A decisão foi tornada pública esta quarta-feira, 28 de Março, pela sociedade de advogados CCA Ontier, que representou a proprietária.


O Tribunal da Relação de Lisboa considerava que a actividade de alojamento local é incompatível com o uso para habitação que estava previsto para o apartamento em causa. Por isso, sendo "comércio", não devia existir naquela mesma fracção.


Já o Supremo Tribunal de Justiça segue em sentido contrário, considerando que o acórdão do Tribunal da Relação "parece lavrar uma enorme confusão".
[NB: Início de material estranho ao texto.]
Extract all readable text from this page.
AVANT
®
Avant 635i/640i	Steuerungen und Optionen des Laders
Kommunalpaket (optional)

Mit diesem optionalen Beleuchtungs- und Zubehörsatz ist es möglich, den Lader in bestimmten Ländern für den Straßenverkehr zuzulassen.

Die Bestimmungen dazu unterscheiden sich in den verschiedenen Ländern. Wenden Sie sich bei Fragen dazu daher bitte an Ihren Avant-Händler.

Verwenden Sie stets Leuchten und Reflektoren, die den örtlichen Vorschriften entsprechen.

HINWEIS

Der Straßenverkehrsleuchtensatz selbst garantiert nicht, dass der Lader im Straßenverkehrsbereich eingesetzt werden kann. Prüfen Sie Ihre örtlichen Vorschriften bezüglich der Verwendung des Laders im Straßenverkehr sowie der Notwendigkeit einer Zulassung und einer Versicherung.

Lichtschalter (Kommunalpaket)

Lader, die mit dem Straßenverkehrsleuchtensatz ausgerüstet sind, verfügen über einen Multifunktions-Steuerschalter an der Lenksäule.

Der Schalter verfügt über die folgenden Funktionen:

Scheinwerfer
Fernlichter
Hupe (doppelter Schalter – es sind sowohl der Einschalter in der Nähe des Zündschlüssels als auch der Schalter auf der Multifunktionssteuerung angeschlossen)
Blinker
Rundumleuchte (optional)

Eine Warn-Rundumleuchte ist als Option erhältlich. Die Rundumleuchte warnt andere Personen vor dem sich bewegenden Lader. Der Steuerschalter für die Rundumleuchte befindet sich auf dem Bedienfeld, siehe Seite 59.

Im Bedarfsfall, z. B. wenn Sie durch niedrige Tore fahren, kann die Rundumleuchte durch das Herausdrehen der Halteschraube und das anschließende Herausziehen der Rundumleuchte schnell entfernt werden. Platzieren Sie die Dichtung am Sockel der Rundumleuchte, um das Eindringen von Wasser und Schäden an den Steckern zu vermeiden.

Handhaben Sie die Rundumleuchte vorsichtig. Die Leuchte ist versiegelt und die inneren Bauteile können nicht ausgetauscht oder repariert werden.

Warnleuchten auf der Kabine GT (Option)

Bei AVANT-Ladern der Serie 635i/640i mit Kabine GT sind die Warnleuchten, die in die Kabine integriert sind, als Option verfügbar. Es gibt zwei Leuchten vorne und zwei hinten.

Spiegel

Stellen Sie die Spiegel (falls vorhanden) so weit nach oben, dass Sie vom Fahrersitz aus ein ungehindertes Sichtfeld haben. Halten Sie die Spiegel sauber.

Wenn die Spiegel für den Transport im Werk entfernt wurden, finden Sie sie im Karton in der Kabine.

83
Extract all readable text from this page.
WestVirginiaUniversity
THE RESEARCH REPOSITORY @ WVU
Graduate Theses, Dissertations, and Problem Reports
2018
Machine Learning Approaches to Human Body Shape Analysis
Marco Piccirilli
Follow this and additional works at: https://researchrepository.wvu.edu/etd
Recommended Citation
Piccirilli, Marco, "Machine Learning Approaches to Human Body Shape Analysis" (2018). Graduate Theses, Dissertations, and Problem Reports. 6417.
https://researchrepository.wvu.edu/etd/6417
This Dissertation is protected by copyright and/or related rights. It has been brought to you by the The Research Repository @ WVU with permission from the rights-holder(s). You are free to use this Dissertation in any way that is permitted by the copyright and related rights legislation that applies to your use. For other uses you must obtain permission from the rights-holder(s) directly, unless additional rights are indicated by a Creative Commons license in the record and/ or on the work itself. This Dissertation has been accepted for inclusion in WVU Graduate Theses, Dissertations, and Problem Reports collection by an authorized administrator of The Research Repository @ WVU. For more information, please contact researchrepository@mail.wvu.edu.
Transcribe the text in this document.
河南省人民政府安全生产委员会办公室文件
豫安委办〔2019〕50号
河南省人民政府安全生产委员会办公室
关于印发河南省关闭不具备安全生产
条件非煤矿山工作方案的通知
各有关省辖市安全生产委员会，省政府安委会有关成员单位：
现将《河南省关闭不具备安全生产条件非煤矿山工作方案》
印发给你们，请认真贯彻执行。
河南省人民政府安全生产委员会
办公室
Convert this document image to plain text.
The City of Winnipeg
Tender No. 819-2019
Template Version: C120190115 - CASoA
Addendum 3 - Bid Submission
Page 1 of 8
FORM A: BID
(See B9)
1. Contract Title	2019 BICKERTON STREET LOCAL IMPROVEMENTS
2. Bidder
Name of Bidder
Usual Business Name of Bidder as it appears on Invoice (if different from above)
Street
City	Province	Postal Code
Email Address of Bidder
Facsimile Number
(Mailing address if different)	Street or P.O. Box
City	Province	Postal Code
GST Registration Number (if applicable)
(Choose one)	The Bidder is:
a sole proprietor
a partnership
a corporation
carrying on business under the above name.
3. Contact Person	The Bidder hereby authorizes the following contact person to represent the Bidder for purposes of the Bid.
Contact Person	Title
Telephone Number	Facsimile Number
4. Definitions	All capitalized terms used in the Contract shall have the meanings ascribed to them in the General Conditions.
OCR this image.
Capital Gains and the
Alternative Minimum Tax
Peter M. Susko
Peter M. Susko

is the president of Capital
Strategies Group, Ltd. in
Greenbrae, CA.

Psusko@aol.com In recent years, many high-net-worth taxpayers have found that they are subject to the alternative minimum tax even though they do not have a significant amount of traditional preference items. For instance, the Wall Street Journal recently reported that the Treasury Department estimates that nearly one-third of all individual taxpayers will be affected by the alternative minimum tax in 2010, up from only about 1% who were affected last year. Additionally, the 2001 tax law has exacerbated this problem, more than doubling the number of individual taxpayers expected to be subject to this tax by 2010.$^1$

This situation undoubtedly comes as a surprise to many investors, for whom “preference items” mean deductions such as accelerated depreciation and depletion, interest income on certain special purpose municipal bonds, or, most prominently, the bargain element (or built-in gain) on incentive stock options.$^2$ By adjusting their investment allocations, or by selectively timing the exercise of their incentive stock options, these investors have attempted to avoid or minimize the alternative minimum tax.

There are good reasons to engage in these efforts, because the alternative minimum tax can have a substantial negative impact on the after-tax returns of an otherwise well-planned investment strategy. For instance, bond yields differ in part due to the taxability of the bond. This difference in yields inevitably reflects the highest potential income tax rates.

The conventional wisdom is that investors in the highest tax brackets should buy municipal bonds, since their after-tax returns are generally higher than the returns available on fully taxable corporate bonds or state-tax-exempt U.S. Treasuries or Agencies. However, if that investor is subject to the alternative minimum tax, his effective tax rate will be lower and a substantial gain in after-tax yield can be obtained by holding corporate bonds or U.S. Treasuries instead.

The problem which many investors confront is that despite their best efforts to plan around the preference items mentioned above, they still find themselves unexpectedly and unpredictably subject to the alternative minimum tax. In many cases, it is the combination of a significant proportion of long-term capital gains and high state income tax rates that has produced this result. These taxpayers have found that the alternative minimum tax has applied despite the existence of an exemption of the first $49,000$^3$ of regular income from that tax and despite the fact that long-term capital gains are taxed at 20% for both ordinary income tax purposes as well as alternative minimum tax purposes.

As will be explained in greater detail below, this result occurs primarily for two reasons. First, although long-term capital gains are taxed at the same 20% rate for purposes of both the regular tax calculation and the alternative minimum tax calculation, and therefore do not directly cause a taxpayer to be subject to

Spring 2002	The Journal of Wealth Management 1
"Na verdade, o facto de a recorrente ceder onerosamente a sua fracção mobilada a turistas constituir um acto de comércio não significa que a fracção se exerça o comércio, pois a cedência destina-se à respectiva habitação", pode ler-se na decisão do Supremo a que o Negócios teve acesso.


Esta última deliberação vem na linha de outra tomada pelo Tribunal da Relação do Porto, que entendeu que o condomínio não tinha poder para bloquear o alojamento local, uma vez que a actividade não violava o título constitutivo da propriedade.


"O conceito de alojamento está contido no conceito de habitação. A utilização para alojamento de turistas não diverge da utilização para habitação. A pessoa alojada não pratica no local de alojamento algo que nela não pratique quem nele habita: dorme, descansa, pernoita, tem as suas coisas", considera o acórdão de Setembro de 2016 da Relação do Porto.


Quanto às queixas de estranhos no prédio, barulho e desgaste nas zonas comuns, o tribunal acredita que o impacto dos turistas pode 
ficar "mesmo aquém do que seria feito pelos membros desse agregado" que ocuparia a casa.


Visão diferente teve a Relação de Lisboa, defendendo que "prevalece o direito à habitação, superior ao direito ao comércio e ao lucro" e sugerindo à condómina que arrende a casa no mercado habitacional em vez de explorar a actividade de alojamento local.

                                                                                                                                                                        

"É a condómina recorrida quem viola a lei, praticando uma actividade comercial numa fracção de uso exclusivamente habitacional, podendo retirar rendimento da referida fracção, colocando-a, por exemplo, no mercado de arrendamento", explicou a instância.
 

A mesma considerou ainda "irrelevante" que o espaço estivesse devidamente licenciado pelo Turismo de Portugal e pela autarquia, cujo Plano de Director Municipal (PDM) define o alojamento local como habitação.



Como escreveu o Negócios, esta "guerra de condomínios" podia ir parar ao Supremo Tribunal de Justiça. Só aqui se torna caso julgado e definirá uma regra, após três decisões da instância, a aplicar em todas as disputas do género.


"Nestes casos, seria importante os condomínios começarem a adoptar uma atitude menos proibicionista e mais positiva, procurando vias amigáveis de resolução dos conflitos em causa, em sede do próprio condomínio e das respectivas assembleias de condomínio, por obediência a um princípio de boa vizinhança subjacente à lei, evitando o imediato recurso à via judicial", aconselham os advogados da CCA Ontier responsáveis por este caso, Marta Duarte e Gonçalo de Almeida Costa.

O mesmo defende a Associação do Alojamento Local em Portugal (ALEP), que reagiu em comunicado. A organização que representa o sector considera que "esta decisão é importante pois traz estabilidade jurídica a uma actividade que tem ganho um peso crescente não só a nível económico mas também social, uma vez que já há milhares de famílias que dependem do alojamento local.

A ALEP, liderada por Eduardo Miranda, lembra ainda que vai apresentar um Manual de Boas Práticas do Alojamento Local "nas próximas semanas", numa tentativa de promover um "espírito de boa vizinhança e de cooperação" nos condomínios onde exista esta actividade.